Entropic Slashes 18% of Staff
In an 8-K issued Tuesday (March 24), Entropic said it expects the restructuring to cost $1.7 million, a figure that includes $900,000 of pre-tax restructuring charges primarily tied to employee benefit and severance arrangements.
As part of the restructuring plan, Entropic said it will shutter its operations in Nice, France, and Kfar Saba, Israel. The company has also "suspended further development" on an advanced network processor architecture and an associated home networking product that was being headed up by Entropic's staff in Israel.
Entropic said it anticipated no revenues from such a product until late 2011, noting that it expects to develop this technology through collaborations and partnerships.
Entropic wasted no time on that front, also announcing Tuesday that it will work with Cavium Inc. (Nasdaq: CAVM) on new reference designs that incorporate MoCA and are suited for fiber-to-the-home (FTTH) and IPTV service environments. (See Entropic, Cavium Connect on MoCA.)
That design will marry Entropic's EN2510 chip, the third generation of its MoCA silicon, with Cavium's CN50XX processing products. Cavium will also throw in "PureVu," a video processing tech that's designed to distribute HD in the full 1080p60 format over the MoCA network.
Entropic and Cavium claim the result will be a system-on-chip (SoC) that supports MoCA 1.1 -- a home networking technology that provides speeds up to 175 Mbit/s, distributes content up to 16 "nodes" on the home network, and cooks in "parameterized" QoS, a management technique that ensures there's enough bandwidth set aside for premium, hi-def video.
However, Verizon Communications Inc. (NYSE: VZ), an early adopter of MoCA, has said it will need the technology to produce speeds of 400 Mbit/s to suit the telco's future requirements. A 2.0 version of MoCA is in the works. (See Verizon: MoCA Needs Some Speed and MoCA 2.0 .)
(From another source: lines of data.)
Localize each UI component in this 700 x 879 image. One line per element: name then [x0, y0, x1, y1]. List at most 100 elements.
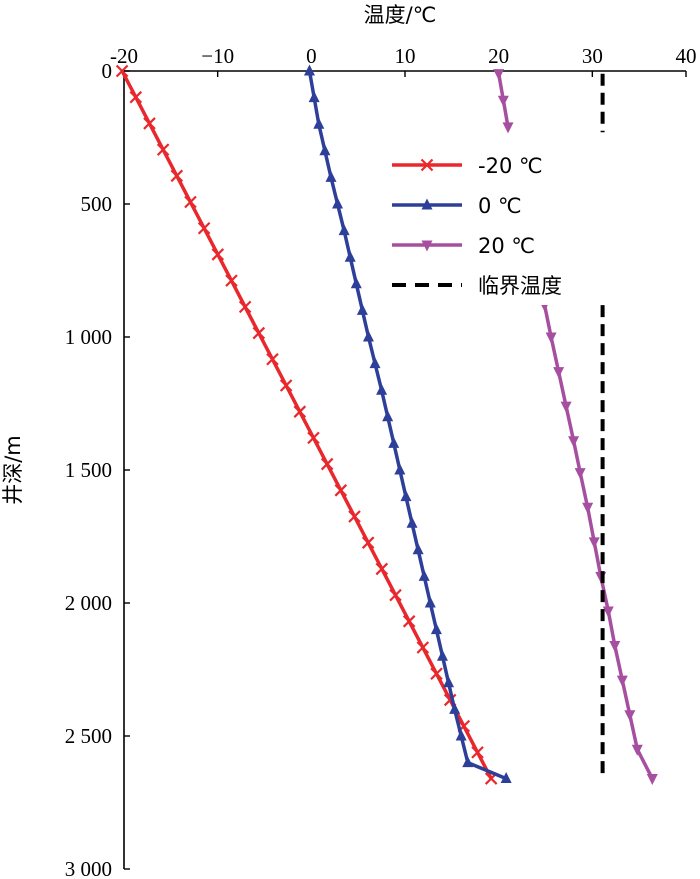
legend-label: 临界温度 — [478, 274, 562, 298]
y-tick-label: 1 500 — [65, 458, 112, 482]
x-tick-label: 10 — [395, 44, 416, 68]
data-point — [279, 379, 293, 392]
data-point — [376, 383, 388, 395]
y-tick-label: 3 000 — [65, 857, 112, 879]
data-point — [646, 774, 658, 786]
data-point — [325, 170, 337, 182]
data-point — [143, 117, 156, 130]
data-point — [418, 569, 430, 581]
data-point — [430, 667, 443, 681]
data-point — [497, 95, 509, 107]
data-point — [568, 436, 580, 448]
legend-marker — [420, 158, 434, 172]
series-1 — [303, 64, 512, 784]
data-point — [344, 250, 356, 262]
data-point — [252, 326, 266, 340]
data-point — [129, 90, 143, 104]
data-point — [502, 122, 514, 134]
data-point — [624, 710, 636, 722]
data-point — [449, 702, 461, 714]
data-point — [443, 676, 455, 688]
data-point — [545, 332, 557, 344]
data-point — [361, 536, 375, 549]
data-point — [293, 405, 307, 418]
data-point — [184, 195, 197, 209]
data-point — [462, 756, 474, 768]
data-point — [416, 641, 430, 654]
data-point — [455, 729, 467, 741]
legend-marker — [421, 240, 433, 252]
y-tick-label: 2 000 — [65, 591, 112, 615]
data-point — [631, 744, 643, 756]
data-point — [348, 510, 361, 523]
data-point — [430, 623, 442, 635]
legend-box — [388, 145, 608, 305]
data-point — [334, 484, 348, 497]
data-point — [382, 410, 394, 422]
data-point — [493, 69, 505, 81]
data-point — [156, 143, 170, 156]
series-line — [542, 304, 654, 780]
data-point — [389, 588, 402, 602]
data-point — [388, 436, 400, 448]
legend-marker — [421, 198, 433, 210]
data-point — [560, 401, 572, 413]
data-point — [375, 562, 389, 576]
data-point — [238, 300, 252, 314]
data-point — [170, 169, 184, 183]
axes: -20 −10 0 10 20 30 40 0 500 1 000 1 500 2 000 2 500 3… — [65, 44, 697, 879]
data-point — [436, 649, 448, 661]
x-tick-label: -20 — [110, 44, 138, 68]
data-point — [609, 641, 621, 653]
data-point — [424, 596, 436, 608]
series-0 — [115, 64, 498, 785]
data-point — [369, 357, 381, 369]
data-point — [266, 352, 279, 366]
y-axis-title: 井深/m — [1, 435, 25, 505]
data-point — [319, 144, 331, 156]
data-point — [362, 330, 374, 342]
data-point — [574, 468, 586, 480]
data-point — [602, 606, 614, 618]
data-point — [394, 463, 406, 475]
data-point — [350, 277, 362, 289]
data-point — [338, 224, 350, 236]
data-point — [307, 431, 320, 445]
y-tick-label: 500 — [81, 192, 113, 216]
data-point — [211, 248, 225, 261]
data-point — [588, 537, 600, 549]
data-point — [115, 64, 129, 78]
x-tick-label: 0 — [306, 44, 317, 68]
data-point — [412, 543, 424, 555]
legend-label: 0 ℃ — [478, 194, 522, 218]
legend: -20 ℃ 0 ℃ 20 ℃ 临界温度 — [388, 145, 608, 305]
x-tick-label: −10 — [201, 44, 234, 68]
y-tick-label: 0 — [102, 59, 113, 83]
data-point — [402, 615, 416, 628]
x-tick-label: 40 — [676, 44, 697, 68]
legend-label: -20 ℃ — [478, 154, 543, 178]
data-point — [356, 303, 368, 315]
data-point — [406, 516, 418, 528]
data-point — [197, 221, 211, 235]
series-line — [120, 70, 493, 780]
data-point — [225, 274, 238, 287]
y-tick-label: 2 500 — [65, 724, 112, 748]
data-point — [303, 64, 315, 76]
x-tick-label: 30 — [582, 44, 603, 68]
data-point — [500, 772, 512, 784]
data-point — [616, 675, 628, 687]
data-point — [400, 490, 412, 502]
data-point — [308, 91, 320, 103]
data-point — [471, 746, 484, 759]
data-point — [553, 367, 565, 379]
x-axis-title: 温度/℃ — [364, 3, 437, 27]
data-point — [313, 117, 325, 129]
data-point — [320, 457, 334, 471]
x-tick-label: 20 — [488, 44, 509, 68]
y-tick-label: 1 000 — [65, 325, 112, 349]
data-point — [332, 197, 344, 209]
legend-label: 20 ℃ — [478, 234, 535, 258]
data-point — [582, 502, 594, 514]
Development of the Cavium-Entropic product comes as Broadcom Corp. (Nasdaq: BRCM) enters the fold with a MoCA SoC of its own, and one that's expected to put significant price pressure on Entropic. (See Broadcom Offers MoCA.)
In January, Broadcom's senior director of marketing for cable set-top box products, John Gleiter, told Cable Digital News that cable operators are also growing interested in MoCA for multi-room DVR applications, but have historically balked at the costs for MoCA silicon.
By fusing the key elements of MoCA onto one chip and reducing power consumption, Broadcom, he estimated, will be able to reduce those costs by about half. At the time, Gleiter said Broadcom's integrated MoCA technology should see some deployments this year, but "clearly by early 2010."